PMC is calling for insurers to fund new personalized treatments. That is near-certain to be resisted by the payers, which have balked at reimbursing providers for the sky-high price of new drugs designed for subpopulations and want drug developers to shoulder more of the cost. Drugmakers also balk at paying more, contending that it would slow down the development of new medicines, and that they need to recoup R&D expenses.

Yet the developers face growing political pressure to contain drug costs. Since March, four Democrats in the Republican-majority U.S. House of Representatives have criticized Gilead Sciences for charging $84,000 per 12-week treatment for the chronic Hepatitis C virus treatment Sovaldi™ (sofosbuvir). One of the four, U.S. Rep. Henry A. Waxman (D-CA) is set to join two advocacy groups Wednesday in calling for reduced Medicare drug costs.

Waxman is ranking member of the House Committee on Energy and Commerce, which on Wednesday will host a “21st Century Cures” roundtable talk on personalized medicine whose speakers will include PMC President Edward Abrahams, Ph.D.
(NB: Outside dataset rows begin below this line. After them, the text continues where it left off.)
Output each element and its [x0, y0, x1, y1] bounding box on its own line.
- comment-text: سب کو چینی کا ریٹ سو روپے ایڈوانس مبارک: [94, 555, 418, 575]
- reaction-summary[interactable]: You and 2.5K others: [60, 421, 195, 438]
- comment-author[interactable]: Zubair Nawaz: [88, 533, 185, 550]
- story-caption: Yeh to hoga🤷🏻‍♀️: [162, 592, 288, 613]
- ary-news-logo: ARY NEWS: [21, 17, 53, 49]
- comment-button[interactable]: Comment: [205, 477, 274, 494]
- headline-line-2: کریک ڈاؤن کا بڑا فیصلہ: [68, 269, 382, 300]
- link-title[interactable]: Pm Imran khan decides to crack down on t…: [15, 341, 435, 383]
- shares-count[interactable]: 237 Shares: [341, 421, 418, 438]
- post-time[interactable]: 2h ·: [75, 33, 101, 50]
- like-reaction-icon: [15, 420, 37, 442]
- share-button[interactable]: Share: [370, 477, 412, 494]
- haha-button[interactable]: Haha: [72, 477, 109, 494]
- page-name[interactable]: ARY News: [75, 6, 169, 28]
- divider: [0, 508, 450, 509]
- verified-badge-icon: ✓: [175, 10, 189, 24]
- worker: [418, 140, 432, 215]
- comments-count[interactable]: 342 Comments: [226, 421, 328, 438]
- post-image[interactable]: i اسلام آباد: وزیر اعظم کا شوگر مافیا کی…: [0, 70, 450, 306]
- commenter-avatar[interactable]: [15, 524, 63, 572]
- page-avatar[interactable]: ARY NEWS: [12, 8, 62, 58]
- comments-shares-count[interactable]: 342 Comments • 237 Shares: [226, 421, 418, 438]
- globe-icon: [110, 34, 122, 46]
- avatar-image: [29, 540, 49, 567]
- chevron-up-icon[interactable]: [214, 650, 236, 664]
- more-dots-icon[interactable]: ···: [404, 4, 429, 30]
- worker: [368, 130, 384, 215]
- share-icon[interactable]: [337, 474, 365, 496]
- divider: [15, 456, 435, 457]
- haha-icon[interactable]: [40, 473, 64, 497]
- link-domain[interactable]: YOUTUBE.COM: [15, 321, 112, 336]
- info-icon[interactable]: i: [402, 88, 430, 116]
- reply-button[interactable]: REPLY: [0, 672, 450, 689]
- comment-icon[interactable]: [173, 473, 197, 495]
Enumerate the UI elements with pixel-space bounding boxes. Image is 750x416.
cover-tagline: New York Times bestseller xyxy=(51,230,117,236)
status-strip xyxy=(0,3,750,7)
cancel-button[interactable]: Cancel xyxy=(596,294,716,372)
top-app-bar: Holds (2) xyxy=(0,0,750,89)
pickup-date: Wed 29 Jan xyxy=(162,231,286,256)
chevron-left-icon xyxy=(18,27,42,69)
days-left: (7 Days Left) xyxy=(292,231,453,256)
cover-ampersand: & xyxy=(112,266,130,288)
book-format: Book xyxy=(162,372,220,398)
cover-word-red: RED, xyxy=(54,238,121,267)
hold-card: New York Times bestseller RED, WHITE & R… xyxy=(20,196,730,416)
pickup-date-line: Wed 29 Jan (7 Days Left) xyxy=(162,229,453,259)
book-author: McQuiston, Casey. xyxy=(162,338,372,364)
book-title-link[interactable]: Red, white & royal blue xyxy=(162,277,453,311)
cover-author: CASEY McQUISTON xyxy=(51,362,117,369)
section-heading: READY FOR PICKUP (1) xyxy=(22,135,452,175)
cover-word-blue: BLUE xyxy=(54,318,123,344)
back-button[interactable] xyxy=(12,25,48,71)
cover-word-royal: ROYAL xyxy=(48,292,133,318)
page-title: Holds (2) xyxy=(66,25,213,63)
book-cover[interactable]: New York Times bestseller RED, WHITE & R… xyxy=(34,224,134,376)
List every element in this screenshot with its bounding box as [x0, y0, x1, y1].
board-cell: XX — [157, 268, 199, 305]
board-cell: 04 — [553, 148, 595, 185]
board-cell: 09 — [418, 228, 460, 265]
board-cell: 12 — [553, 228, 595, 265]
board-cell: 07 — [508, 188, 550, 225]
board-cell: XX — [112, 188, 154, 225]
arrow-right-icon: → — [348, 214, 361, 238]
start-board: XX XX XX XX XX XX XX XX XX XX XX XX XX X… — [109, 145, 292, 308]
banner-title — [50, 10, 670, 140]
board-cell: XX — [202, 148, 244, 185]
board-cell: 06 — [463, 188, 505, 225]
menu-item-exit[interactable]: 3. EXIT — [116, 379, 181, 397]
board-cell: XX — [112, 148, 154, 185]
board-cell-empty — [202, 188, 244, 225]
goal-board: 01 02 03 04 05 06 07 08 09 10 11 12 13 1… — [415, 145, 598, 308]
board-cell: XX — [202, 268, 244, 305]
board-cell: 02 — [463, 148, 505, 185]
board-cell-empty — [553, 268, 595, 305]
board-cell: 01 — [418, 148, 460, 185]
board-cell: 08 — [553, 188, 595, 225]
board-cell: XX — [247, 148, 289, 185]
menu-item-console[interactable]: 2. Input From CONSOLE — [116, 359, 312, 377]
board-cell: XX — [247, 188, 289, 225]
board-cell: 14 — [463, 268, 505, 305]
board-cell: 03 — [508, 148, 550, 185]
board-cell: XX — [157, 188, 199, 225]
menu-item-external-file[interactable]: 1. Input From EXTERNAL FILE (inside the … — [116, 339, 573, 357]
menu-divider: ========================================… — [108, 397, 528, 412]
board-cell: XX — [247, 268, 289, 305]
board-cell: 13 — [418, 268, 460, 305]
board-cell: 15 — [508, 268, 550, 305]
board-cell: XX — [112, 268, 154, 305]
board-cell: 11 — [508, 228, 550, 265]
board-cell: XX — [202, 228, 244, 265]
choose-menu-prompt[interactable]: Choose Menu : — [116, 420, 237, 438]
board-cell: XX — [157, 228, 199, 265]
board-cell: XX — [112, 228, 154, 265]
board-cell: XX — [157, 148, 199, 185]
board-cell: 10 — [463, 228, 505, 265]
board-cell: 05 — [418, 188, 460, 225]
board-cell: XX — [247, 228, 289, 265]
“We need to have a conversation about how to streamline development and approvals for personalized medicine products and services”—both drugs and diagnostics, Dr. Miller said. “We need to talk about how to streamline FDA processes for co-developed drug-diagnostic combination products, how to get those to market more quickly. And when we talk about a standalone diagnostic, we need to talk about what kind of evidence needs to be presented to payers, so they feel comfortable and confident in covering those innovative tests.”

She said payers can be persuaded to support new tests that show clear benefits, citing recent decisions by insurers to reimburse providers for noninvasive prenatal tests for trisomy disorders such as Down syndrome.

“We see this as an opportunity to discuss what personalized medicine means holistically,” Dr. Miller said.